Why is America fighting Predator wars in Pakistan and Yemen, surveilling thousands of conversations and financial transactions every day, and engaging in military operations against radical Muslims everywhere from the Philippines to Somalia? Because of 19 crazies, all of whom died nine years ago?
Radical Islam is not, by any means, a majority of Islam. But with its financiers, clerics, propagandists, trainers, leaders, operatives, and sympathizers -- according to a conservative estimate, it commands the allegiance of 7 percent of Muslims, i.e., over 80 million souls -- it is a very powerful strain within Islam. It has changed the course of nations and affected the lives of millions. It is the reason every airport in the West is an armed camp and every land is on constant alert.
Ground Zero is the site of the most lethal attack of that worldwide movement, which consists entirely of Muslims, acts in the name of Islam, and is deeply embedded within the Islamic world. These are regrettable facts, but facts they are. And that is why putting up a monument to Islam in this place is not just insensitive but provocative.

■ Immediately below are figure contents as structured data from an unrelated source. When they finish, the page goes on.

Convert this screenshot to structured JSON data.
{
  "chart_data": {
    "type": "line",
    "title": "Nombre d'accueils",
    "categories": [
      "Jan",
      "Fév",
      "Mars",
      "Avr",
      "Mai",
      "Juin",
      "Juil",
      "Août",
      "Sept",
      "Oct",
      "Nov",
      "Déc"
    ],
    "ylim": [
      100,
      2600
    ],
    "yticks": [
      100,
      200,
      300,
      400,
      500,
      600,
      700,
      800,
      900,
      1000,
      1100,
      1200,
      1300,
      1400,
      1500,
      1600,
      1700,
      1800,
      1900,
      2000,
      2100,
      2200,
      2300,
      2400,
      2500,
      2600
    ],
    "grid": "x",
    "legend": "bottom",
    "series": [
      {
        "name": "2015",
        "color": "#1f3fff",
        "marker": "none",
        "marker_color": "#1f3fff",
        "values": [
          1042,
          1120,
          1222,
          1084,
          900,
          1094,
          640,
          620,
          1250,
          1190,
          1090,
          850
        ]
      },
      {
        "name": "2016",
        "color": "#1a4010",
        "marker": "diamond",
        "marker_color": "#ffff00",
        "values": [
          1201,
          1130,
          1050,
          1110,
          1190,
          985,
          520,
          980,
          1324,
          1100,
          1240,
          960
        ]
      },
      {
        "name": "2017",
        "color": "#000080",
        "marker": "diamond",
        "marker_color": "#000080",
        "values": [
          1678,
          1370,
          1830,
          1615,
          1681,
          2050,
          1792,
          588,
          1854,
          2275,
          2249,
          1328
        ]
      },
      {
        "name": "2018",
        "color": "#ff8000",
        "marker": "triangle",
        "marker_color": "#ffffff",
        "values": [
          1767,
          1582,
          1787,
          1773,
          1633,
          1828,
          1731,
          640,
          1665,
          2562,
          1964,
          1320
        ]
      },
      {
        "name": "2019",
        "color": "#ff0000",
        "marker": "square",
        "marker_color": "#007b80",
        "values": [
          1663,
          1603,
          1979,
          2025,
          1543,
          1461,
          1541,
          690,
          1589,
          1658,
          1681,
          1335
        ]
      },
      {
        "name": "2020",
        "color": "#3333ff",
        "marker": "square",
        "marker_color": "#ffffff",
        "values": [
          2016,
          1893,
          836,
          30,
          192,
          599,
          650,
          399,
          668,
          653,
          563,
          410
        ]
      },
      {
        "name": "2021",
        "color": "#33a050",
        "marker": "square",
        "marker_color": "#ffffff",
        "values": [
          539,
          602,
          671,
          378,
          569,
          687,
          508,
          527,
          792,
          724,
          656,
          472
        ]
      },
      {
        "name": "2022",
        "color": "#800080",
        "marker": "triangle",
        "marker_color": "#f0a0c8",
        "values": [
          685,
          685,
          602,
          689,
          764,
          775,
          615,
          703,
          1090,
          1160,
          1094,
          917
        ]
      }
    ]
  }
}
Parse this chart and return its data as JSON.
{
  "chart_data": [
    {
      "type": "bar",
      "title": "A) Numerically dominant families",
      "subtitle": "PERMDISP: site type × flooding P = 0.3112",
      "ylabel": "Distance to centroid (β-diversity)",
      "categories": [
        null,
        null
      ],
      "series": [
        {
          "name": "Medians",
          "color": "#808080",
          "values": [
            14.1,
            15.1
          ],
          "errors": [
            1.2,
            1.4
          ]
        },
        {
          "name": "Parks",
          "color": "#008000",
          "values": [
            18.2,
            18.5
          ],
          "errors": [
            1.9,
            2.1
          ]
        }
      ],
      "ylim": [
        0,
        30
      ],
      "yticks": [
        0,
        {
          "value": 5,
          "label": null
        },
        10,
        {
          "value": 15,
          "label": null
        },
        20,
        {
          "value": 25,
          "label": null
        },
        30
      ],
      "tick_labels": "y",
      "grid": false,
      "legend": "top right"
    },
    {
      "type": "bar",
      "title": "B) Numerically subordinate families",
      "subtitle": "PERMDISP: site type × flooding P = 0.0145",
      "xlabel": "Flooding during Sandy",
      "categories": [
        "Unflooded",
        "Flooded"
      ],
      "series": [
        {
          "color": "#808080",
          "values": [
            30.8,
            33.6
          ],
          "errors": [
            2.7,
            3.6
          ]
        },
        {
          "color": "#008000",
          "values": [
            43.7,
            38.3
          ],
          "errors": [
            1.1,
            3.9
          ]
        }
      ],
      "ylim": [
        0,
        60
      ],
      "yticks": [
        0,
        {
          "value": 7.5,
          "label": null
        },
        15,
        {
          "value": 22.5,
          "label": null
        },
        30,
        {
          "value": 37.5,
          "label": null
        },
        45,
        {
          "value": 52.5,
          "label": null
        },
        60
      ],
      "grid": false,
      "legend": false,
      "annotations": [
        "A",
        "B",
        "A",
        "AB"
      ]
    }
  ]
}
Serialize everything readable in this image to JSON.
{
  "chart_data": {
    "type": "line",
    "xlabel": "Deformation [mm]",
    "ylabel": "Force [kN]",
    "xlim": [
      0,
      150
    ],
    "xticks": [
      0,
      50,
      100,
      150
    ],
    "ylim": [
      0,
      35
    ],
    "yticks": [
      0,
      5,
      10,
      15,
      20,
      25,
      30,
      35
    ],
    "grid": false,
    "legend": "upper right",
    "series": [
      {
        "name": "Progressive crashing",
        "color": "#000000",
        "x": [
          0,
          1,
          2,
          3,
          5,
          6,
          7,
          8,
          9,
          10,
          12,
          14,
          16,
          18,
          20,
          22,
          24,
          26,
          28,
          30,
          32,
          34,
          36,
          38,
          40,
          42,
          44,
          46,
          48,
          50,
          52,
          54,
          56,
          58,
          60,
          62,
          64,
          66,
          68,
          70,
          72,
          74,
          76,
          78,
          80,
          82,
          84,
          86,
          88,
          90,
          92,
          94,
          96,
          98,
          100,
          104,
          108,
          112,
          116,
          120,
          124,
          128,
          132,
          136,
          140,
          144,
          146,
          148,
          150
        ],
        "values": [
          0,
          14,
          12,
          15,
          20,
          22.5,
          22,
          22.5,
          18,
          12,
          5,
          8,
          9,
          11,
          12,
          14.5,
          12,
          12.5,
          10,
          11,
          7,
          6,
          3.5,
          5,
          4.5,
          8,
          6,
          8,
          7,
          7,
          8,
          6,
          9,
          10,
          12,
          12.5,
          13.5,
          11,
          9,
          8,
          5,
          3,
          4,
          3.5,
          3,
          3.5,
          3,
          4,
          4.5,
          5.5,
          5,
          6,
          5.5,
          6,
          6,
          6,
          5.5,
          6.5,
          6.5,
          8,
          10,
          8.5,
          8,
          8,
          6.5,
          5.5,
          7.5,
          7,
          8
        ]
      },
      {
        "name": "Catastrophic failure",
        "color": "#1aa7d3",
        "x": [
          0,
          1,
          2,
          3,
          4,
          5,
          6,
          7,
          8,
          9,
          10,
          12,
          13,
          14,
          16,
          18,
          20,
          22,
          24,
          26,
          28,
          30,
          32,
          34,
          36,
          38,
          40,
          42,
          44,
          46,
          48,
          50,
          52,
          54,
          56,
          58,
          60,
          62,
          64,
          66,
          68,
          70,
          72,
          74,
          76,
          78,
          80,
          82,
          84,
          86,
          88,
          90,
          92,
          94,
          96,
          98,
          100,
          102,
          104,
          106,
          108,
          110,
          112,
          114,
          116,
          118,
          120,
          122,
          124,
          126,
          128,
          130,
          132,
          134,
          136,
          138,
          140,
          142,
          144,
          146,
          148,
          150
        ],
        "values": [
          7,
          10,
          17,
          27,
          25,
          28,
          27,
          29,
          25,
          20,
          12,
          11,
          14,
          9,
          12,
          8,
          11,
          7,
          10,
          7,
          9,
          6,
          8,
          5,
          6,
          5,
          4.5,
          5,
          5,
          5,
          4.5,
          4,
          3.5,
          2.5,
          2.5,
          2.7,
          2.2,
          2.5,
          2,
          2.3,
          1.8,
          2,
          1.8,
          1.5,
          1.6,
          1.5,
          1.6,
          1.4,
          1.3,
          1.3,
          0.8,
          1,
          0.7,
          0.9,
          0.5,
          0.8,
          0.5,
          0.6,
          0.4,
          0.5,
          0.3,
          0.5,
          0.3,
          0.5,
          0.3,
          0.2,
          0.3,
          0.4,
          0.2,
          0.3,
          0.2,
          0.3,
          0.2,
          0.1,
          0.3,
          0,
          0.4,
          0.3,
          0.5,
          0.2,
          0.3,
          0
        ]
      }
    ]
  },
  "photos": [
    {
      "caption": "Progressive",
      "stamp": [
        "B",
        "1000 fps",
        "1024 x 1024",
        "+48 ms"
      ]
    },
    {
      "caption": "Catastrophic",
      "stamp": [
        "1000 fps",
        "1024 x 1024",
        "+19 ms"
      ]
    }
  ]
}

Just as the people of Japan today would not think of planting their flag at Pearl Harbor, despite the fact that no Japanese under the age of 85 has any possible responsibility for that infamy, representatives of contemporary Islam -- the overwhelming majority of whose adherents are equally innocent of the infamy committed on 9/11 in their name -- should exercise comparable respect for what even Obama calls hallowed ground.